Friday, February 13, 2009

I Wonder If This Is What They Mean By Activist Judges

The New York Times reports that two Pennsylvania judges have entered guilty pleas to charges they took kickbacks to send juvenile offenders to private detention facilities.
Mark A. Ciavarella Jr., and a colleague, Michael T. Conahan, appeared in federal court in Scranton, Pa., to plead guilty to wire fraud and income tax fraud for taking more than $2.6 million in kickbacks to send teenagers to two privately run youth detention centers run by PA Child Care and a sister company, Western PA Child Care.

While prosecutors say that Judge Conahan, 56, secured contracts for the two centers to house juvenile offenders, Judge Ciavarella, 58, was the one who carried out the sentencing to keep the centers filled.

"In my entire career, I’ve never heard of anything remotely approaching this,” said Senior Judge Arthur E. Grim, who was appointed by the State Supreme Court this week to determine what should be done with the estimated 5,000 juveniles who have been sentenced by Judge Ciavarella since the scheme started in 2003. Many of them were first-time offenders and some remain in detention.


With Judge Conahan serving as president judge in control of the budget and Judge Ciavarella overseeing the juvenile courts, they set the kickback scheme in motion in December 2002, the authorities said.

They shut down the county-run juvenile detention center, arguing that it was in poor condition, the authorities said, and maintained that the county had no choice but to send detained juveniles to the newly built private detention centers.
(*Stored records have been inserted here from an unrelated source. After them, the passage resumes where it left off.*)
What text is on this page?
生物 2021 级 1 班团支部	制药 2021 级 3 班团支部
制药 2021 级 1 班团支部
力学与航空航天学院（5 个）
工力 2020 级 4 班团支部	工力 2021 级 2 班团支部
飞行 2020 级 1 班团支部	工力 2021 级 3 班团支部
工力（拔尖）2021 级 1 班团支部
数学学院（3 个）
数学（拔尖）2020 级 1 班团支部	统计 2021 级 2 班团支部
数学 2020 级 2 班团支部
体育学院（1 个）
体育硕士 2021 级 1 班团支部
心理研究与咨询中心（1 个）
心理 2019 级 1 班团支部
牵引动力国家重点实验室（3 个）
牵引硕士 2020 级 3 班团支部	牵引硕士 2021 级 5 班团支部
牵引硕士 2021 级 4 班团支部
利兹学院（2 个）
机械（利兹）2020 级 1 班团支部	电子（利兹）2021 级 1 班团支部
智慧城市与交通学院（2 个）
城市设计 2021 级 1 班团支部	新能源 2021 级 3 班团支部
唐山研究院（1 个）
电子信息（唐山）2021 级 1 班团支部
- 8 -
Prosecutors say the judges tried to conceal the kickbacks as payments to a company they control in Florida.

The victims of this scheme include a 17-year-old who used MySpace to poke fun at a school official (sentenced to 90 days in one of the facilities), and another (also sentenced to 90 days) for starting a fight.

The case has generated much local attention, none of it favorable to the justices-cum-defendants:
For years, youth advocacy groups complained that Judge Ciavarella was unusually harsh. He sent a quarter of his juvenile defendants to detention centers from 2002 to 2006, compared with a state rate of 1 in 10. He also routinely ignored requests for leniency made by prosecutors and probation officers.

“The juvenile system, by design, is intended to be a less punitive system than the adult system, and yet here were scores of children with very minor infractions having their lives ruined,” said Marsha Levick, a lawyer with the Philadelphia-based Juvenile Law Center.

“There was a culture of intimidation surrounding this judge and no one was willing to speak up about the sentences he was handing down.”


On Thursday in Federal District Court in Scranton, more than 80 people packed every available seat in the courtroom. At one point, as Assistant United States Attorney William S. Houser explained to Judge Edwin M. Kosik that the government was willing to reach a plea agreement with the men because the case involved “complex charges that could have resulted in years of litigation,” one man sitting in the audience said “bull” loud enough to be heard in the courtroom.

What shocks me most is that these two appear to have engineered the whole scheme from the outset. The public facility was closed at their insistence. The private contracts were drawn up under their supervision. And between them, they kept the private facilities at capacity, handing down what appear to be sadistic sentences for (at least as illustrated) far from extraordinary teenage misbehaviour. All of this occurred over a six year period.

The two are facing (assuming the pleas are accepted) seven years in prison, disbarment, mandatory resignation from the bench and forfeiture of all benefits including their pensions.